Nefret suçları dahil siyasî liderliğin rolü ve mevzuat konulu son oturumda tekrar konuşan Kırmacı ise devletlerin siyasette nefret temelli söylemlerden uzak durması gerektiğini belirtti, Yunan Parlamentosu’nun nefret söylemi karşısındaki tepkisinin zayıf olduğunu söyledi. ABTTF, Ocak 2013’te parlamentoda 240 İmam Yasası ile ilgili ek düzenlemenin tartışıldığı sırada ek düzenlemeye tepkisini dile getiren PASOK Rodop Milletvekili Ahmet Hacıosman’ın Altın Şafak Partisi’nin sözlü saldırısına uğradığını söyledi. Nefret söyleminin ve nefret suçu karşısında etkin, ölçülü ve işlenen suça uygun cezalar yaratılması gerektiğini belirten Kırmacı, Yunanistan’dan AGİT tarafından hazırlanan Müslümanlara karşı hoşgörüsüzlük ve ayrımcılık ile mücadelede eğitimciler için rehberi Yunancaya tercüme etmesini istedi, AGİT’i yasa uygulayıcılara yönelik eğitim vermek üzere Yunanistan’a davet etmeye çağırdı.

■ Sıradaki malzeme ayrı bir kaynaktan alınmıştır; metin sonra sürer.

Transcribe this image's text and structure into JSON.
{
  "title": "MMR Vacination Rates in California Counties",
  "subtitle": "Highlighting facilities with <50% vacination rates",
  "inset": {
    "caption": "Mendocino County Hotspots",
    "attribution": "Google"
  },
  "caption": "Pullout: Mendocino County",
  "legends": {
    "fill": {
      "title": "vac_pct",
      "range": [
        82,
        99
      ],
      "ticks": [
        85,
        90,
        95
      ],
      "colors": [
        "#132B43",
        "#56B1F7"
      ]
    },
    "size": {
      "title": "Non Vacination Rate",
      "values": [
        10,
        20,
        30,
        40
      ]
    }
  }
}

Son oturumda tekrar söz alan Yunanistan ise nefret suçları konusunda ülkesinin attığı adımları aktardı. Yunanistan’da 46 yıldan sonra ilk kez bir milletvekilinin diğer partilerin vekillerine hakaret içeren sözleri nedeniyle Meclis salonundan dışarı atıldığını söyledi. Müftü meselesi konusunda ise Yunanistan, BTAYTD’nin Yunanistan’ın konuşmasına cevaben yaptığı yoruma karşılık vermeyeceğini ancak BTAYTD’nin de Türkiye’de müftülerin devlet tarafından tayin edildiğini söylemesinden memnuniyet duyduklarını belirtti.
Batı Trakya Türk Azınlığı temsilcileri başta Gümülcine Seçilmiş Müftüsü İbrahim Şerif ve İskeçe Seçilmiş Müftüsü Ahmet Mete olmak üzere, BTAYTD Üyesi ve BAKEŞ Genel Müdürü Pervin Hayrullah, ABTTF Temsilcileri Melek Kırmacı Arık ve Nabi İbramcık toplantı esnasında bir araya geldikleri diğer ülkelerdeki STK temsilcileri ve Diğer Ülke Delegasyonlarına Batı Trakya Türk Azınlığının sorunlarını aktardılar.